Une fois que les compatriotes libérés de Hissai furent de nouveau à bord, ainsi que la cargaison tant convoitée, Yan ramena Keek devant la rampe d’accès.

— L’Empire en entendra parler ! jura le Brigien déconfit. Vous serez condamné à mort !

— Désolé, ça ne m’empêchera pas de dormir, répondit Solo.

Ayant eu recours pour cette fois à de faux papiers, concernant le Faucon Millenium, il doutait fort qu’une agence quelconque de recouvrement réussisse à retrouver sa trace. En outre, vu les préoccupations majeures qui agitaient l’Empire, cette histoire serait vite classée et enterrée sous la rubrique « incidents mineurs ».

— D’ailleurs, ajouta Yan, faites-vous donc une fleur : en repartant d’ici, évitez de faire des âneries. Sur toute votre planète, vous n’aurez jamais assez de puissance de feu pour abattre mon vaisseau. En revanche, vos tentatives dérisoires risqueraient de me faire voir rouge…

Keek regarda les autres Brigiens.

— Et eux ?

Yan prit un ton décontracté.

— Oh, je les déposerai dans un patelin tranquille, loin de la foule et du bruit… C’est tout à fait légal, un spationaute peut faire des micro-sauts en fonction de ses contrats. Nous prendrons une orbite longue, de façon à ce que Hissai puisse tester son matériel de diffusion et le câbler sur les systèmes d’alimentation de bord.

Keek n’était pas idiot.

— À cette altitude, et avec autant de puissance à disposition, il pourra se brancher sur tous les émetteurs-récepteurs de la planète !

— Et qu’annoncera-t-il, à votre avis ? répondit innocemment Yan. Ce que trame en sous-main votre Nouveau Régime ? Personnellement, je m’en fiche, mais je vous avais prévenu que braquer un pistolet sur moi serait une grossière erreur. À votre place, j’envisagerais une retraite anticipée…

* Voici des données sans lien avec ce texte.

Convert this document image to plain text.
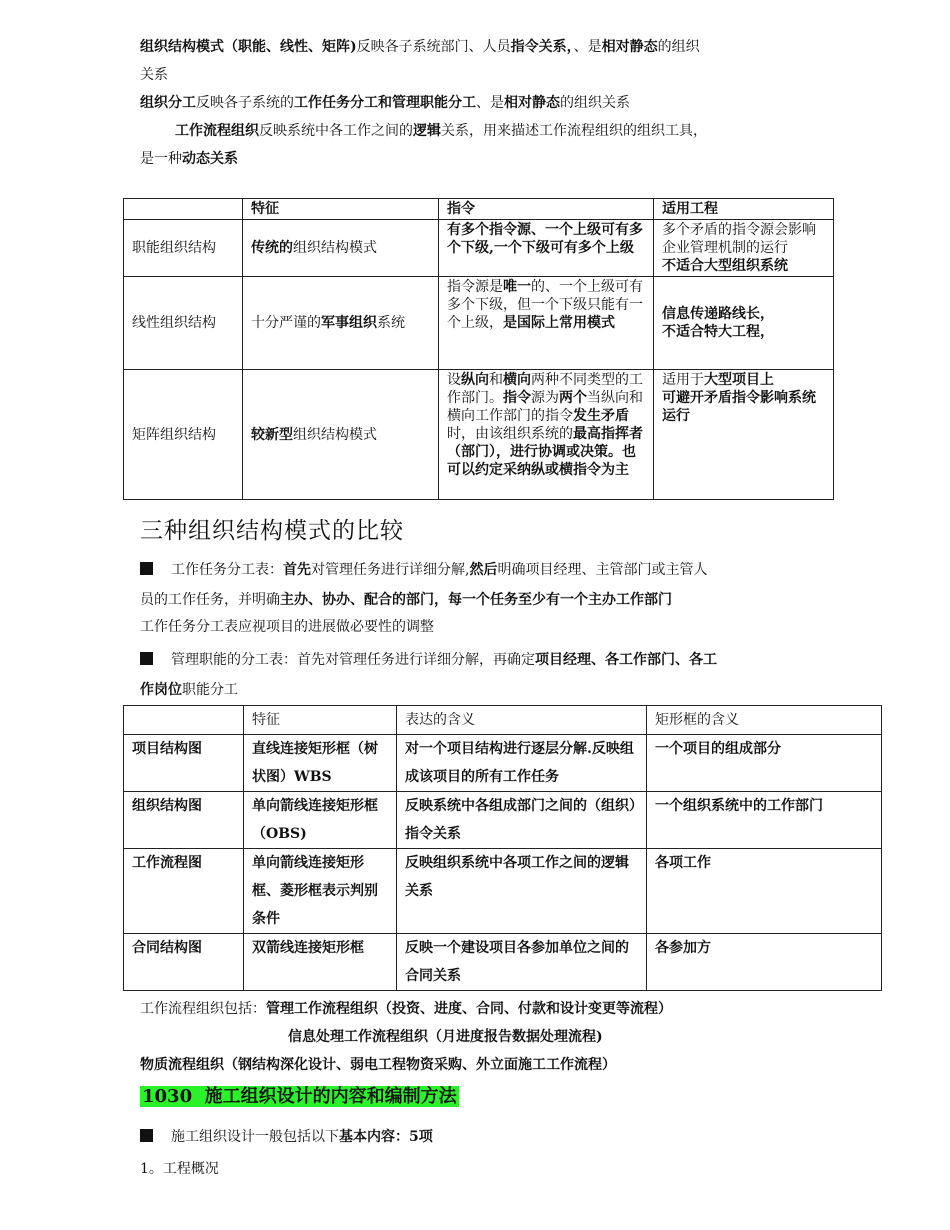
组织结构模式（职能、线性、矩阵)反映各子系统部门、人员指令关系，、是相对静态的组织
关系
组织分工反映各子系统的工作任务分工和管理职能分工、是相对静态的组织关系
工作流程组织反映系统中各工作之间的逻辑关系，用来描述工作流程组织的组织工具，
是一种动态关系
	特征	指令	适用工程
职能组织结构	传统的组织结构模式	有多个指令源、一个上级可有多个下级,一个下级可有多个上级	多个矛盾的指令源会影响企业管理机制的运行
不适合大型组织系统
线性组织结构	十分严谨的军事组织系统	指令源是唯一的、一个上级可有多个下级，但一个下级只能有一个上级，是国际上常用模式	信息传递路线长，
不适合特大工程，
矩阵组织结构	较新型组织结构模式	设纵向和横向两种不同类型的工作部门。指令源为两个当纵向和横向工作部门的指令发生矛盾时，由该组织系统的最高指挥者（部门），进行协调或决策。也可以约定采纳纵或横指令为主	适用于大型项目上
可避开矛盾指令影响系统运行
三种组织结构模式的比较
工作任务分工表：首先对管理任务进行详细分解,然后明确项目经理、主管部门或主管人
员的工作任务，并明确主办、协办、配合的部门，每一个任务至少有一个主办工作部门
工作任务分工表应视项目的进展做必要性的调整
管理职能的分工表：首先对管理任务进行详细分解，再确定项目经理、各工作部门、各工
作岗位职能分工
	特征	表达的含义	矩形框的含义
项目结构图	直线连接矩形框（树状图）WBS	对一个项目结构进行逐层分解.反映组成该项目的所有工作任务	一个项目的组成部分
组织结构图	单向箭线连接矩形框（OBS)	反映系统中各组成部门之间的（组织）指令关系	一个组织系统中的工作部门
工作流程图	单向箭线连接矩形框、菱形框表示判别条件	反映组织系统中各项工作之间的逻辑关系	各项工作
合同结构图	双箭线连接矩形框	反映一个建设项目各参加单位之间的合同关系	各参加方
工作流程组织包括：管理工作流程组织（投资、进度、合同、付款和设计变更等流程）
信息处理工作流程组织（月进度报告数据处理流程)
物质流程组织（钢结构深化设计、弱电工程物资采购、外立面施工工作流程）
1030 施工组织设计的内容和编制方法
施工组织设计一般包括以下基本内容：5项
1。工程概况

Chewbacca flanqua une bourrade au chef de la sécurité, histoire qu’il vide les lieux. Yan verrouilla l’écoutille.

— Au fait, Bollux, merci de m’avoir tendu ce rouleau pendant l’empoignade…

Le droïd répondit avec sa modestie foncière.

— Après tout, capitaine, l’inspecteur avait dit que c’était pour vous… J’espère seulement qu’il n’y aura pas de répercussions.

— À quel propos ?

— Pour avoir déstabilisé un gouvernement planétaire histoire de vous venger des tirs qu’a essuyés votre vaisseau…

— Ça leur apprendra à tricher ! conclut Yan Solo.